Two men in kayaks will follow Ms. Nyad’s every stroke. They will hold a shark shield — neoprene rods that emit electrical waves to zap sharks that come too close. The waters between Cuba and Key West are a notorious shark playground. But the shield is not foolproof. Just in case it fails, as it did last year in the Caribbean when another woman was on a marathon swim, four shark divers with spears will be onboard, ready to jump.

Some contraptions are decidedly low-tech. As Ms. Nyad swam recently off the shore of Key West at a pace of two miles an hour for nine hours, she followed a white streamer beneath her, like a line in a pool. Keeping her eye on the boat had been difficult, and she would often veer off course. Crew members found that if they attached a streamer to a long pole and dropped it into the ocean, she could see it underwater. Problem solved.

Another advantage Ms. Nyad has, three decades after her first attempt to cross the straits, is the emphasis on sports nutrition. In 1978, Gatorade stood mostly alone in the field, and even then it was a niche drink. Now Ms. Nyad has her predigested proteins to drink and gel blocks of electrolytes to suck on to keep her calorie intake high and her body hydrated and balanced.

Still, her doctor worries about hydration, starvation and keeping her body warm in the water. The ocean must be at least 86 degrees, which sounds warm unless a person is in it for 60 hours.

“The big concerns are, can she stay awake, focused and hydrated,” said her physician for the swim, Dr. Michael S. Broder, an associate clinical professor at the University of California, Los Angeles, School of Medicine. Some days her long swims have made her sick and other days they have not. “Because nobody else has ever done this, it’s not clear what causes all the things she has experienced,” Dr. Broder said.

The mental game, too, could doom her. Conditions in the ocean are nothing if not hostile. There will be no gorgeous sunset she can watch to buck up her spirits, as there would be if she were running or cycling. No music playing or conversation to distract her from her pain.

Instead, Ms. Nyad sings songs — Neil Young, the Beatles, Janis Joplin — seemingly thousands of times a day to ward off monotony and stay in the moment. She likes songs that have a cadence to match her stroke, like “Ticket to Ride.”

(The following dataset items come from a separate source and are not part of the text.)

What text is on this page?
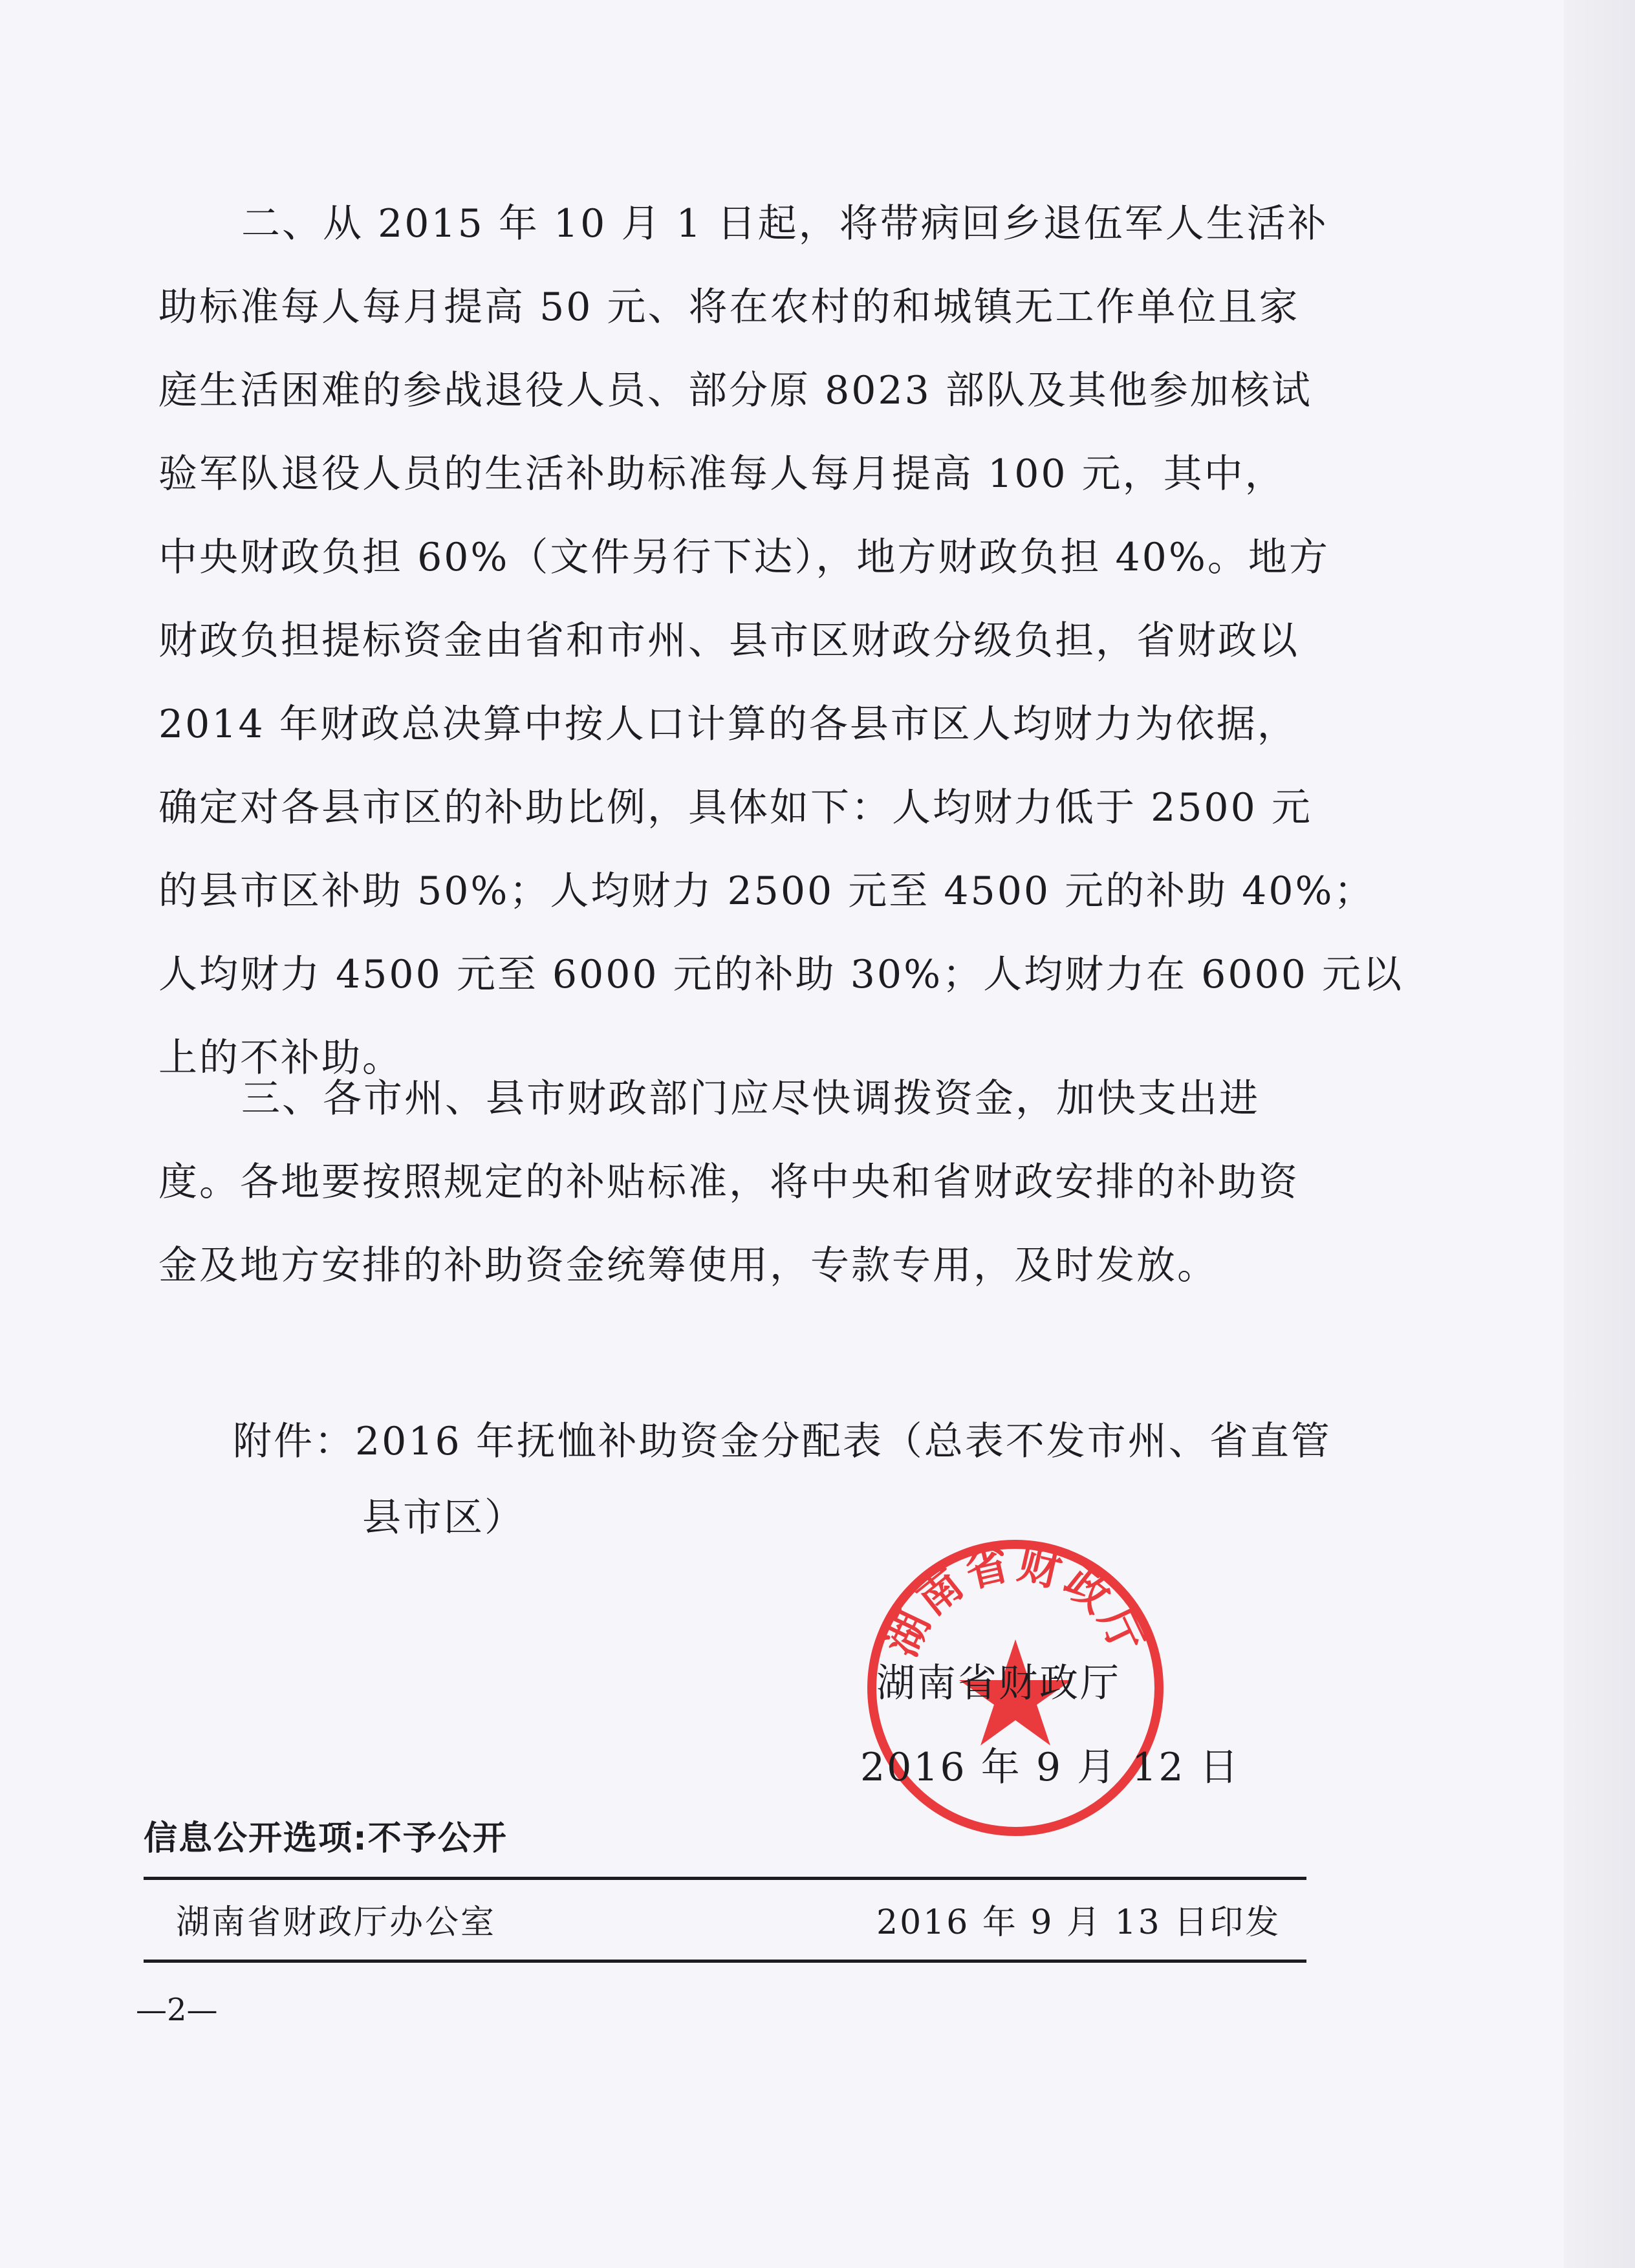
二、从 2015 年 10 月 1 日起，将带病回乡退伍军人生活补
助标准每人每月提高 50 元、将在农村的和城镇无工作单位且家
庭生活困难的参战退役人员、部分原 8023 部队及其他参加核试
验军队退役人员的生活补助标准每人每月提高 100 元，其中，
中央财政负担 60%（文件另行下达），地方财政负担 40%。地方
财政负担提标资金由省和市州、县市区财政分级负担，省财政以
2014 年财政总决算中按人口计算的各县市区人均财力为依据，
确定对各县市区的补助比例，具体如下：人均财力低于 2500 元
的县市区补助 50%；人均财力 2500 元至 4500 元的补助 40%；
人均财力 4500 元至 6000 元的补助 30%；人均财力在 6000 元以
上的不补助。
三、各市州、县市财政部门应尽快调拨资金，加快支出进
度。各地要按照规定的补贴标准，将中央和省财政安排的补助资
金及地方安排的补助资金统筹使用，专款专用，及时发放。
附件：2016 年抚恤补助资金分配表（总表不发市州、省直管
县市区）
湖南省财政厅
湖南省财政厅
2016 年 9 月 12 日
信息公开选项:不予公开
湖南省财政厅办公室	2016 年 9 月 13 日印发
—2—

“That’s 7,929,” she said, announcing a typical tally for that song. “And here we go again: ‘I think I’m going to be sad. I think it’s today, yeah.’ ”

Ms. Nyad added, “Swimming is the ultimate form of sensory deprivation,” a fact that carries a particularly harsh sting for a speed talker like her. “You are left alone with your thoughts in a much more severe way.”

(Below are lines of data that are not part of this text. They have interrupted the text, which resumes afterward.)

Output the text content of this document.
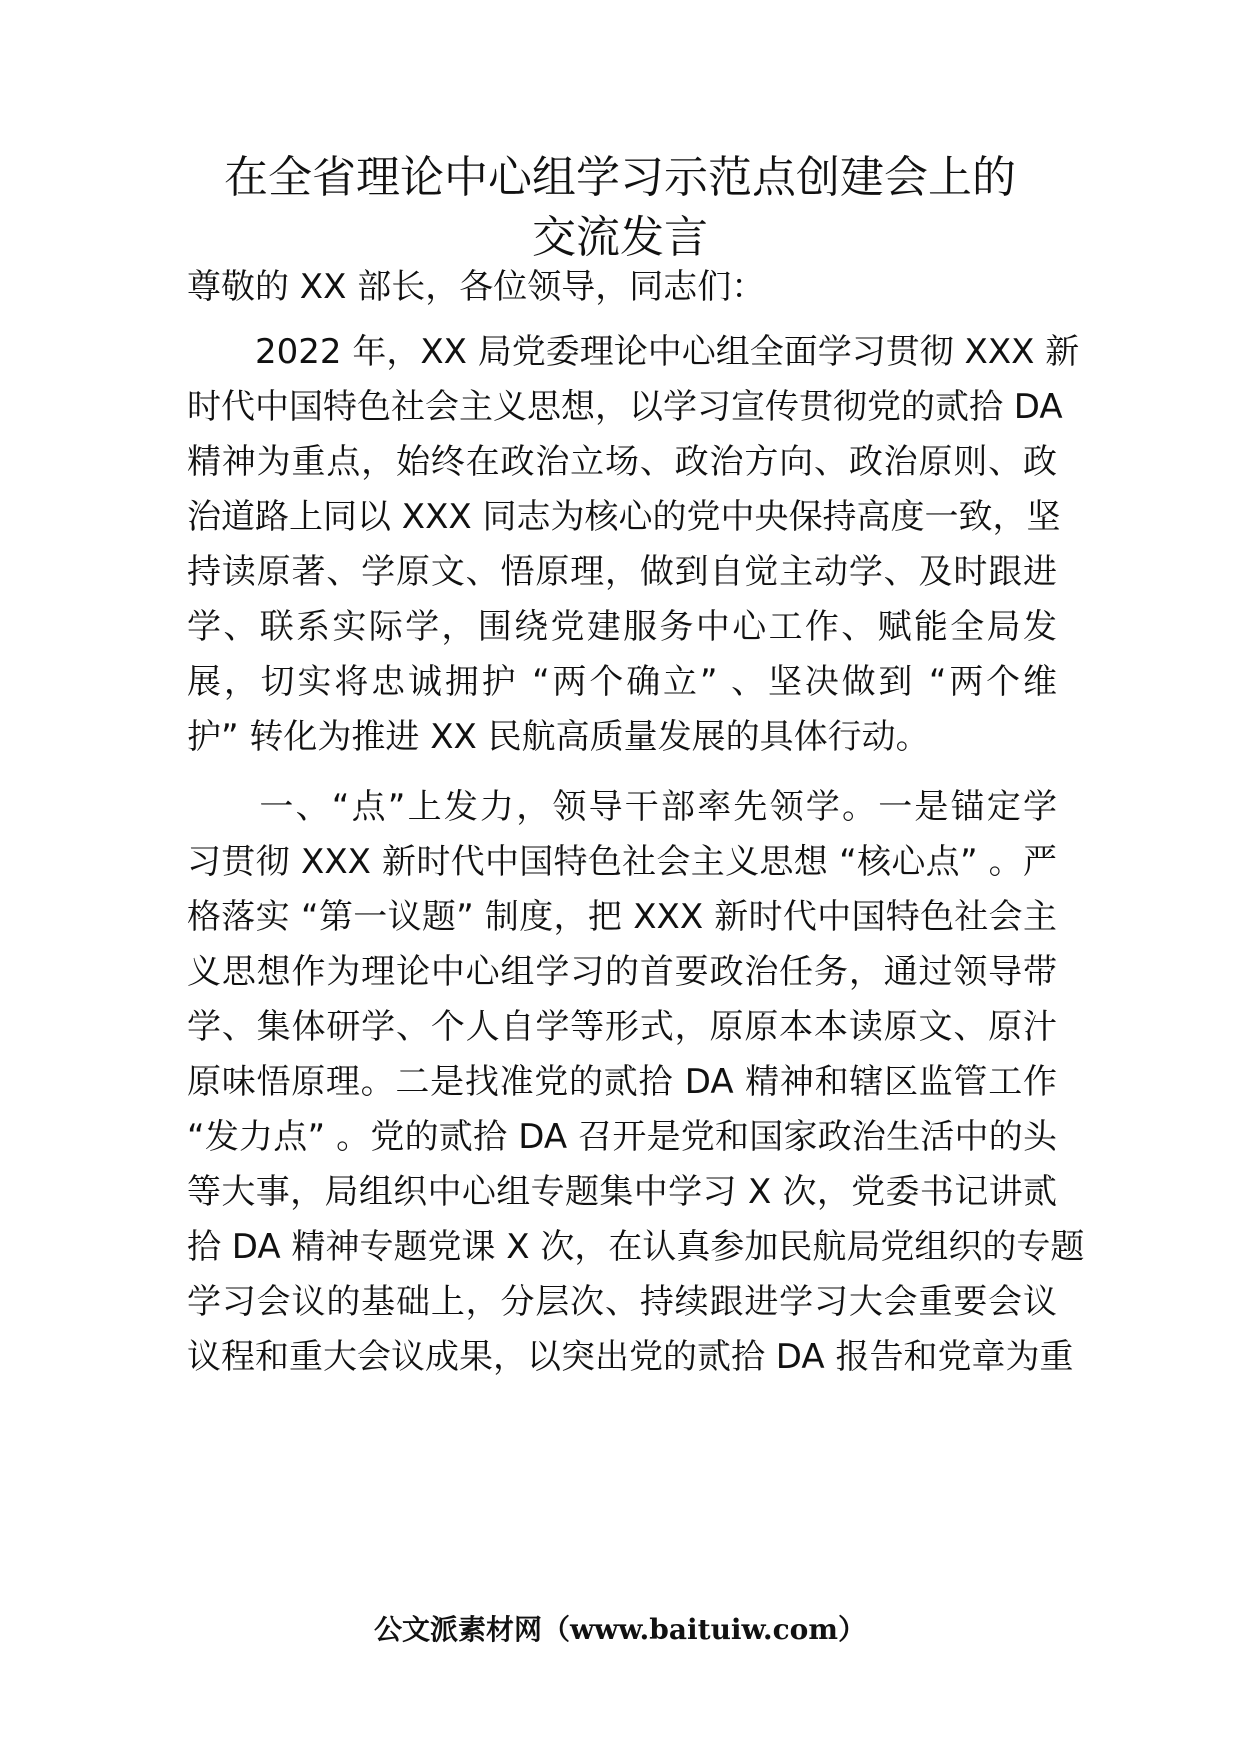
在全省理论中心组学习示范点创建会上的
交流发言
尊敬的 XX 部长，各位领导，同志们：
　　2022 年，XX 局党委理论中心组全面学习贯彻 XXX 新
时代中国特色社会主义思想，以学习宣传贯彻党的贰拾 DA
精神为重点，始终在政治立场、政治方向、政治原则、政
治道路上同以 XXX 同志为核心的党中央保持高度一致，坚
持读原著、学原文、悟原理，做到自觉主动学、及时跟进
学、联系实际学，围绕党建服务中心工作、赋能全局发
展，切实将忠诚拥护 “两个确立” 、坚决做到 “两个维
护” 转化为推进 XX 民航高质量发展的具体行动。
　　一、“点”上发力，领导干部率先领学。一是锚定学
习贯彻 XXX 新时代中国特色社会主义思想 “核心点” 。严
格落实 “第一议题” 制度，把 XXX 新时代中国特色社会主
义思想作为理论中心组学习的首要政治任务，通过领导带
学、集体研学、个人自学等形式，原原本本读原文、原汁
原味悟原理。二是找准党的贰拾 DA 精神和辖区监管工作
“发力点” 。党的贰拾 DA 召开是党和国家政治生活中的头
等大事，局组织中心组专题集中学习 X 次，党委书记讲贰
拾 DA 精神专题党课 X 次，在认真参加民航局党组织的专题
学习会议的基础上，分层次、持续跟进学习大会重要会议
议程和重大会议成果，以突出党的贰拾 DA 报告和党章为重
公文派素材网（www.baituiw.com）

But why go through this agony again?

Ms. Nyad pinned the reason on her gallop toward 60; it unsettled her greatly. She needed a fresh, powerful target to stir up her energy and ambition. And although she had given up swimming abruptly in 1979, a casualty of burnout, her mind seized on her unsuccessful swim to Key West.

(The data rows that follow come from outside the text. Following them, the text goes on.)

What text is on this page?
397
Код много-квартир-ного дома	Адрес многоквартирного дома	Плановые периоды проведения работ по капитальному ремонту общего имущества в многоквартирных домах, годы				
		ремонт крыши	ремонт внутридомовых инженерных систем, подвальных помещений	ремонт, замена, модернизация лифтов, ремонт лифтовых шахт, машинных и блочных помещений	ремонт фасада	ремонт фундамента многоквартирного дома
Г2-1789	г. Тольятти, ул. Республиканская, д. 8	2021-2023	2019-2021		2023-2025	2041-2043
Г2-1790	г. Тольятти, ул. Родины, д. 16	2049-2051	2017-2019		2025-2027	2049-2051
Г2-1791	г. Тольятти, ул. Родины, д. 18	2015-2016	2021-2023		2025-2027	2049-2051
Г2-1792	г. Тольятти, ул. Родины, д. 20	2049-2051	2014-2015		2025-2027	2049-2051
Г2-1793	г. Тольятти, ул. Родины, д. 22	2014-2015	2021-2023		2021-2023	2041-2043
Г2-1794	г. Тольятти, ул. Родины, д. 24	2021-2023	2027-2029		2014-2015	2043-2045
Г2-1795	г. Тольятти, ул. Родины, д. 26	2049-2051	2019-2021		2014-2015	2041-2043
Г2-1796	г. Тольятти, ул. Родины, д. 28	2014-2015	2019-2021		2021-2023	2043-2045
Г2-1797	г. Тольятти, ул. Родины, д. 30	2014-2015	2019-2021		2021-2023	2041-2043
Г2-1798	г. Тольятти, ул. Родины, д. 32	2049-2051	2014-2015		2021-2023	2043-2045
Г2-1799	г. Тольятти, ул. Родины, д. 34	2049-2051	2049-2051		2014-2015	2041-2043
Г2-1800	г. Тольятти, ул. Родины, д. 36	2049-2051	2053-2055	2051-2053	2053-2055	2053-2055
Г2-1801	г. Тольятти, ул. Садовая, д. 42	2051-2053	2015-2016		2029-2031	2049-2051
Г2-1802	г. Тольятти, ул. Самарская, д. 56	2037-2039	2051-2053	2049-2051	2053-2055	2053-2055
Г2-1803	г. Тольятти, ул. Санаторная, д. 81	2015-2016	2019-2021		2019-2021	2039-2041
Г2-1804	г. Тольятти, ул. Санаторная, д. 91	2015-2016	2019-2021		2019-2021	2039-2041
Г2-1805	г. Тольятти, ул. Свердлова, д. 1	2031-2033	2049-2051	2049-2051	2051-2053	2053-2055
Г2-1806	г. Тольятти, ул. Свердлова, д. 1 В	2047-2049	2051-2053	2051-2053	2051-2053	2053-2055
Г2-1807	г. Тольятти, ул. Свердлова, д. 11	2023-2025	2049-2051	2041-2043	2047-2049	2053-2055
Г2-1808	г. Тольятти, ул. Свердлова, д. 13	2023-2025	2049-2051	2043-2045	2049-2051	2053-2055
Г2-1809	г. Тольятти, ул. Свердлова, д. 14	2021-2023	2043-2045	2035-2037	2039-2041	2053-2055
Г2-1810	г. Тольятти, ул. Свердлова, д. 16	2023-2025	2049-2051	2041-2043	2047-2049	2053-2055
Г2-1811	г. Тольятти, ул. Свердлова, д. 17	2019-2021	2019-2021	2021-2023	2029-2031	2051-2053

“This is what I need to remedy my malaise,” Ms. Nyad said. “I need commitment to take over. That level of commitment has such a high. There is no thinking about regrets or what will I do with the rest of my life. I’m immersed in the everyday, full tilt. It’s so energizing.”

Ms. Nyad no longer swims in anger, as she did in her youth, when she was working through the sexual abuse she said she suffered as a teenager. Now, she said, she swims in awe of the world around her.

There is ego involved, of course. But her swim has helped her turn a corner, she said, adding that she hopes it will empower others her age.

“I hope a couple will say, ‘I want to live life like that at this age,’ ” Ms. Nyad said. “I want the candle to burn bright. We have changed a lot. Our parents’ generation, at 60, they considered that old age. I’m in the middle of middle age.”

This article has been revised to reflect the following correction:

Correction: July 20, 2011

An article on Tuesday about Diana Nyad, who at age 61 is preparing to swim from Cuba to Florida, misstated her professional role. She is a commentator for the Los Angeles-based public radio station KCRW; she does not work for National Public Radio.